“Morocco rejects the unilateral process of the independence of Catalonia, and voices its attachment to the sovereignty, national unity and territorial integrity of Spain”, said a statement issued Wednesday by the Moroccan Foreign Affairs ministry.
“The unilateral decision, announced yesterday (Tuesday), is irresponsible and unsustainable. It is also a source of instability and division not only in Spain but throughout its European neighborhood”, added the statement, saying Rabat is confident in the Spanish government’s ability to manage wisely this situation to uphold constitutional order and serve the supreme interest of Spain and Europe.
Thus, the Kingdom of Morocco does not recognize this unilateral process, contrary to international legality”, underlined the foreign affairs press release.
Spain’s Prime Minister has put Catalonia on notice that it could impose direct rule on the region. Mariano Rajoy said he had asked Catalan leader Carles Puigdemont to confirm whether or not he has declared independence.

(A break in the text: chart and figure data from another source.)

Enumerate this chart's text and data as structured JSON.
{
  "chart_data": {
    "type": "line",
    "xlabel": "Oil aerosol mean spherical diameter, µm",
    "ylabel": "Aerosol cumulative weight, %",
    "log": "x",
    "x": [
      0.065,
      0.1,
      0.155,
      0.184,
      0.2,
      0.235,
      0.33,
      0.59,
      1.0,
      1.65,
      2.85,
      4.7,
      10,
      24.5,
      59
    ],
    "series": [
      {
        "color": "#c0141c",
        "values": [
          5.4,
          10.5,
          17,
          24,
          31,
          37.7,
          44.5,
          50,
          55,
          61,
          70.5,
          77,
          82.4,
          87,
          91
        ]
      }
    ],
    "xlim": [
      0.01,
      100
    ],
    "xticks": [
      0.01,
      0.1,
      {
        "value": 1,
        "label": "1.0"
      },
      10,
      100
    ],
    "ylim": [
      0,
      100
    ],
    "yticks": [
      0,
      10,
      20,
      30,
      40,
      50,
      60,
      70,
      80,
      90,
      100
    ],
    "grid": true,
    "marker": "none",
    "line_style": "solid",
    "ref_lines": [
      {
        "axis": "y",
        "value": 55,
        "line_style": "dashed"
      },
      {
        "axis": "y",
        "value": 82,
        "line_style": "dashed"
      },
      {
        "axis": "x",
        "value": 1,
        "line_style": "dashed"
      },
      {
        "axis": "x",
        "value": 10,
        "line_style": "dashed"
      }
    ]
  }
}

The move is a first step towards activating Article 155 to suspend Catalonia’s autonomy. On Tuesday Mr Puigdemont signed a declaration of independence, but halted implementation to allow negotiations.
Mr Rajoy accused Mr Puigdemont of creating “deliberate confusion” and said he wanted to restore “certainty”.
“This call – ahead of any of the measures that the government may adopt under Article 155 of our constitution – seeks to offer citizens the clarity and security that a question of such importance requires,” Mr Rajoy said.
“There is an urgent need to put an end to the situation that Catalonia is going through – to return it to safety, tranquility and calm and to do that as quickly as possible,” he added after holding an emergency cabinet meeting to discuss the government’s next steps.
The Spanish Senate has said preparations to trigger Article 155 have begun, but the legal process will not begin until a response has been received from the Catalan leadership.
Spain has been in turmoil since a disputed referendum in Catalonia on October 1, which was declared invalid by the country’s Constitutional Court.
Catalonia is one of Spain’s wealthiest regions, but a stream of companies has announced plans to move head offices out of Catalonia in response to the crisis.
The European Union has made clear that should Catalonia split from Spain, the region would cease to be part of the EU.